Even incarcerated felons are allowed one hour a day outdoors, Levitt notes.
Although age discrimination in the workplace is no longer permitted by law, there is a subtle inference – backed by the incentive of Canada Pension and Old Age Security benefits – that at 65, you’re an old dog who can’t learn new tricks, a digital dunce who should step aside for the younger, more tech-savvy.
The city’s zoning is even impacted by ageism when NIMBY protesters oppose senior housing projects or hospices in their neighborhood.
Visual stereotypes of older people further denigrate aging.

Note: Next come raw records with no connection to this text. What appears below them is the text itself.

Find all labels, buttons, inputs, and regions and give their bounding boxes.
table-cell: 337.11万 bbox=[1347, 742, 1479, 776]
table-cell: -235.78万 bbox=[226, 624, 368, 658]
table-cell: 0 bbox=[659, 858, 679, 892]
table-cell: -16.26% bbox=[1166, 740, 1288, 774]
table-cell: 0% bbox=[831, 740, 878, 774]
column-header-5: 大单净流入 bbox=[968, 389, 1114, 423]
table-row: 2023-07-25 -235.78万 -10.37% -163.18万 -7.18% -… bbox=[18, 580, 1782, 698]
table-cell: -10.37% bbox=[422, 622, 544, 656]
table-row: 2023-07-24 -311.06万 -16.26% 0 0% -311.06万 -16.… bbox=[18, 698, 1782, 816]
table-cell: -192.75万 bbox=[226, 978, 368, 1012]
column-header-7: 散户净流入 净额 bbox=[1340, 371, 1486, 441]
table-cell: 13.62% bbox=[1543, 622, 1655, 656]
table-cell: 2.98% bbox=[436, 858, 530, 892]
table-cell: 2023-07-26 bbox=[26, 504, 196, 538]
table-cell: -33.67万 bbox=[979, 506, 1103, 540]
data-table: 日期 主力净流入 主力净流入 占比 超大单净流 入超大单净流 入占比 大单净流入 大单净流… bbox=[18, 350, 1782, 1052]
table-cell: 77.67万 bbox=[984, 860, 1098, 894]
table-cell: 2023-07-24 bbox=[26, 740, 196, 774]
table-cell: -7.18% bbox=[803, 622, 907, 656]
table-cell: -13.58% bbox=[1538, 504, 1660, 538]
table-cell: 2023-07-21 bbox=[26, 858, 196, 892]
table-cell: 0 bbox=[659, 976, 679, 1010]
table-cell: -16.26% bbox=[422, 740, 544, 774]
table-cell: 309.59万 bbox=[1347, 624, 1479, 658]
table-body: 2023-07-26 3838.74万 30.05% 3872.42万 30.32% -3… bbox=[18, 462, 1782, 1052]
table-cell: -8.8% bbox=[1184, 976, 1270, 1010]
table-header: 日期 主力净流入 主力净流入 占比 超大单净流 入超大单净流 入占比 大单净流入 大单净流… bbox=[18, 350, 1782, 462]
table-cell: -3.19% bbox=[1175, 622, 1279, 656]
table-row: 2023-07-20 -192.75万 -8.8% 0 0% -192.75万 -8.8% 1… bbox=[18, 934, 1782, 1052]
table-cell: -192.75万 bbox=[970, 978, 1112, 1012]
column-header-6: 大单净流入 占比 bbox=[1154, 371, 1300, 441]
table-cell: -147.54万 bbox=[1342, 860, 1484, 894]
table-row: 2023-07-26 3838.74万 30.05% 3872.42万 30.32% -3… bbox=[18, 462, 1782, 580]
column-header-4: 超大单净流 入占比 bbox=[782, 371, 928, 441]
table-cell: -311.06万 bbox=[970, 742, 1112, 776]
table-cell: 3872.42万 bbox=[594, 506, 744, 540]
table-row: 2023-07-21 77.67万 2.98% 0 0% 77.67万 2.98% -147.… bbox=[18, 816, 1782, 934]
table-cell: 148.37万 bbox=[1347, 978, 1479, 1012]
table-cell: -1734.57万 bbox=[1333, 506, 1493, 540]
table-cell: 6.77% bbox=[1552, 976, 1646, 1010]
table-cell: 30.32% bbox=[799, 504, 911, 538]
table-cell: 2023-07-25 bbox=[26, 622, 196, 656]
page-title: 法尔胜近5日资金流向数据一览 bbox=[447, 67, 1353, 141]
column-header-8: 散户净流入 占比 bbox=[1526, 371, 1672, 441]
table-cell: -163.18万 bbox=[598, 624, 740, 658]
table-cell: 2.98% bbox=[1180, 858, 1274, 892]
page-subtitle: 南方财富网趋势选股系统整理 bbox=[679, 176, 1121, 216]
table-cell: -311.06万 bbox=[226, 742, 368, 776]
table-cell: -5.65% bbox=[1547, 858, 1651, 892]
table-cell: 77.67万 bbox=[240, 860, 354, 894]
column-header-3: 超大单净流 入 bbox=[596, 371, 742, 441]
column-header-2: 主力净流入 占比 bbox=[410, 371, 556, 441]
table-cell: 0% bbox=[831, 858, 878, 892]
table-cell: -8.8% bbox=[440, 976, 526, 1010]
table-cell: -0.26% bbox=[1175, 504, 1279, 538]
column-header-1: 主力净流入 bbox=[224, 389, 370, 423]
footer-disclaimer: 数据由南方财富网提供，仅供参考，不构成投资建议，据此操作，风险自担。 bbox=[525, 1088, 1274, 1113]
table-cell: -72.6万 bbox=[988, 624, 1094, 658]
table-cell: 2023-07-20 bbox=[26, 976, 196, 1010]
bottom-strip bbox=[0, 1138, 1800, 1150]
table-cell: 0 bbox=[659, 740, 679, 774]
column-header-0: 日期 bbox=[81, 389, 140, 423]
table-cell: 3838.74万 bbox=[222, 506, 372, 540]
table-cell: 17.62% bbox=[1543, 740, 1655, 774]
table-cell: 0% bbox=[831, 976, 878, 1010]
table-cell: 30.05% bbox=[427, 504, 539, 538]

Case in point: the “Elder Crossing” signs depicting a decrepit, bent couple with canes.
We all buy into the senior stereotype and for some it can become a self-fulfilling prophecy, negatively impacting confidence, job prospects, financial security and quality of life.
How can society become more age-friendly?
Reversing ageism means embracing old age.
“It’s OK to act your age,” Levitt said. “Healthy aging is about feeling good about yourself. Be bold. Be your age and who you are. Flaunt it.
Yes. Let’s start destigmatizing aging by removing ageist phrases.
Even those of us who don’t mind being patronized when someone says, “You look good for your age.